Over the past few years B2B distributors have learned from successful B2C companies and embraced online sales. Today, distributors must do so again and further update their e-commerce platforms. AI-driven personalization will help distributors sell more across all their online sales channels.

Distributors can examine profitable B2C companies and pick up on the strategies that have proven effective in an AI-era. Amazon did not succeed at random. Rather, it grew because of its superior tactics, tactics premised on one big idea: personalization drives revenue online. AI gives customers more personalized shopping experiences. And, more personalized shopping experiences lead to more sales.

E-commerce websites usually have three different pages: home, product and checkout. Personalized AI can amplify sales as a customer moves through each of these pages. Here is how.

Home Page

This is the first thing customers see on a website. Traditionally, this page includes information about the distributor and a search bar to look for products. This puts the burden on customers to act. Instead of being offered products, customers must instead seek them out.

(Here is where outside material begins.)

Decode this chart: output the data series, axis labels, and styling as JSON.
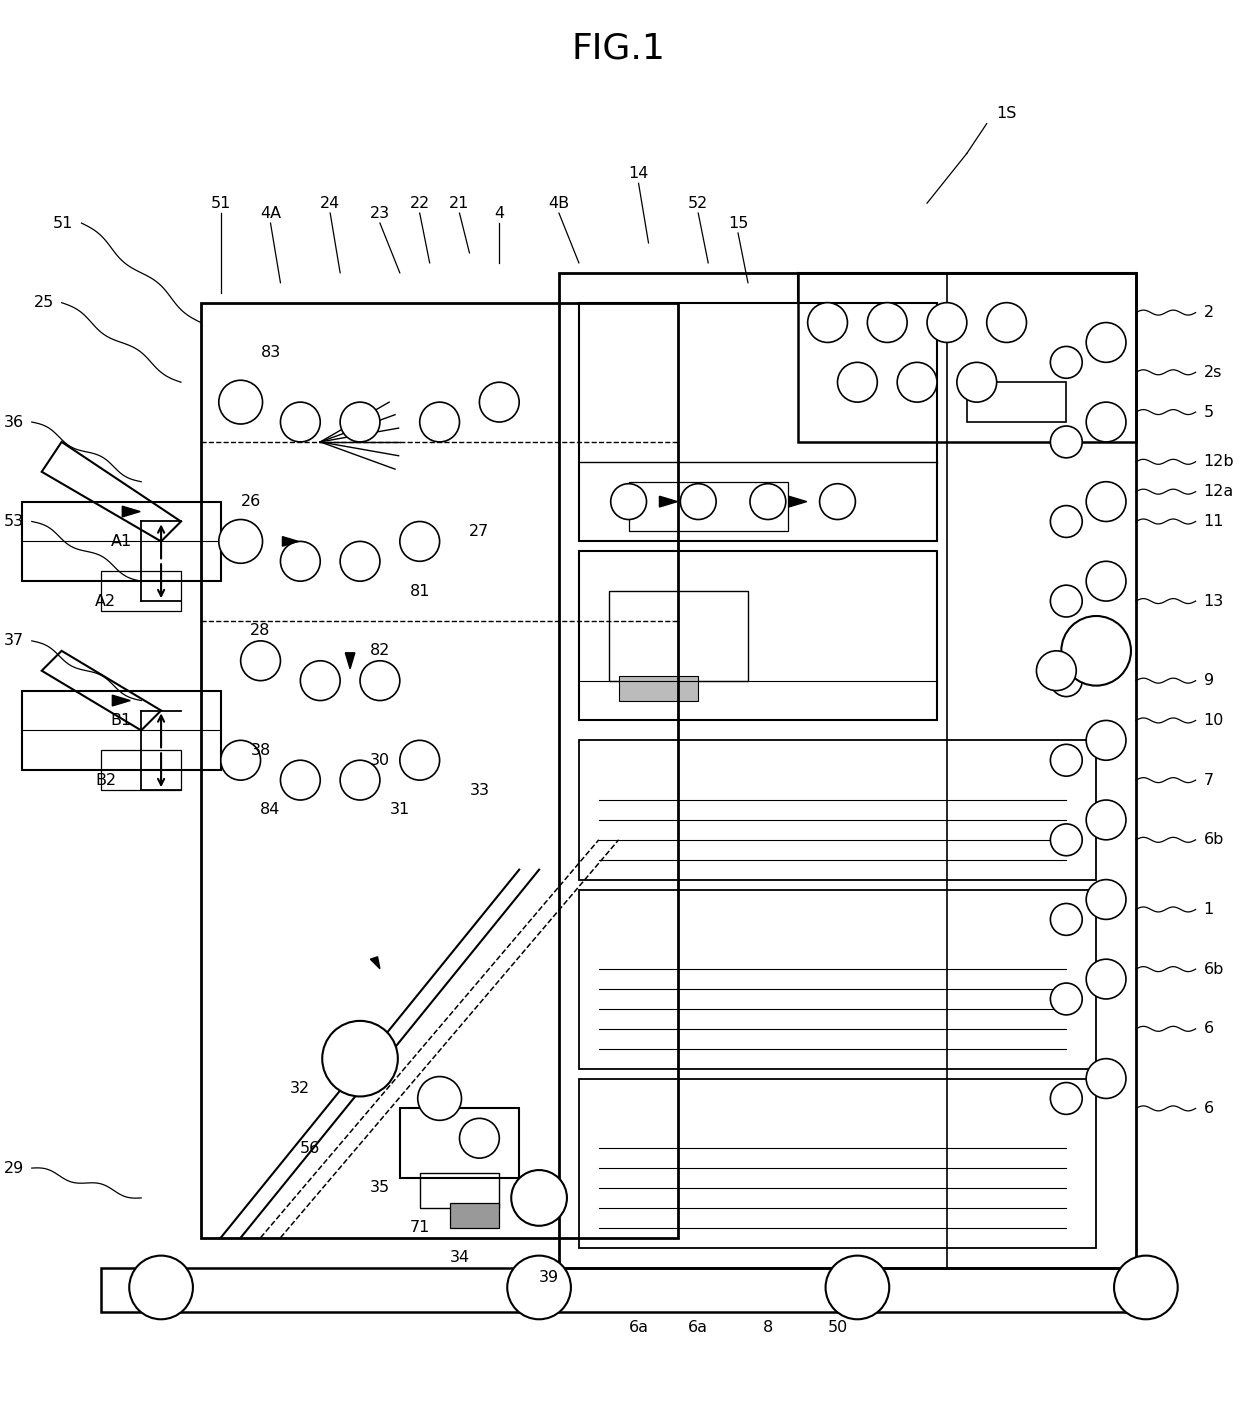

Smart e-commerce sites take this burden from customers and actively offer customers interesting products. An AI-powered homepage could use data to offer customers goods they will want and offer an option to reorder previously purchased products. It could also pitch customers on “new products” or “featured products” that data suggest they are likely to buy.

Product Page

After customers click on a product, they move to the product page. Good product pages not only help customers buy exactly what they want, but they also encourage them to purchase complementary items with suggestions like “similar items,” “customers also bought,” “customers also viewed” and “recently viewed.”

For example, if someone is buying hot dogs online, an AI-powered website might show the customer other sausage brands (similar items), hot dog buns (customers also bought), and ketchup and mustard (customers also viewed).

Once a customer is contemplating a purchase, AI not only encourages cross-selling and up-selling, it also creates the opportunity for related, additional sales!

Checkout Page

AI checkout pages should abide by the same principles: make sure customers got what they came for and sell them on something extra, if possible. A good checkout page entices customers to buy more by offering new products,the ability to re-order previously purchased products, or buy products that were viewed earlier, but didn’t get added to their shopping cart.

Checkout pages can also feature a “complete the cart” option. If an AI program recognizes that peanut butter and jelly are often purchased together, it will offer a customer who already has peanut butter a chance to buy jelly.

AI in Action

I understand that people don’t want to hear more about Amazon. We already talk a lot about the world’s top Internet retailer. But there’s a reason for that. Amazon has a business strategy that works. That’s why we’re talking about Amazon and not the nameless competitors that it squashed.

Amazon implements all the practices described above to personalize the shopping experience and to sell more. Its many profitable features and categories (“buy it again,” “customers also bought,” “recommended for you,” etc.) all use AI in the same way; they analyze data and expose customers to items they are most likely to buy.

These practices and tools aren’t hypothetical. They are already working and working extremely well – Amazon’s AI recommendation engine drives 35% of the company e-commerce revenue with this strategic use of AI. So why not go and make AI work for you?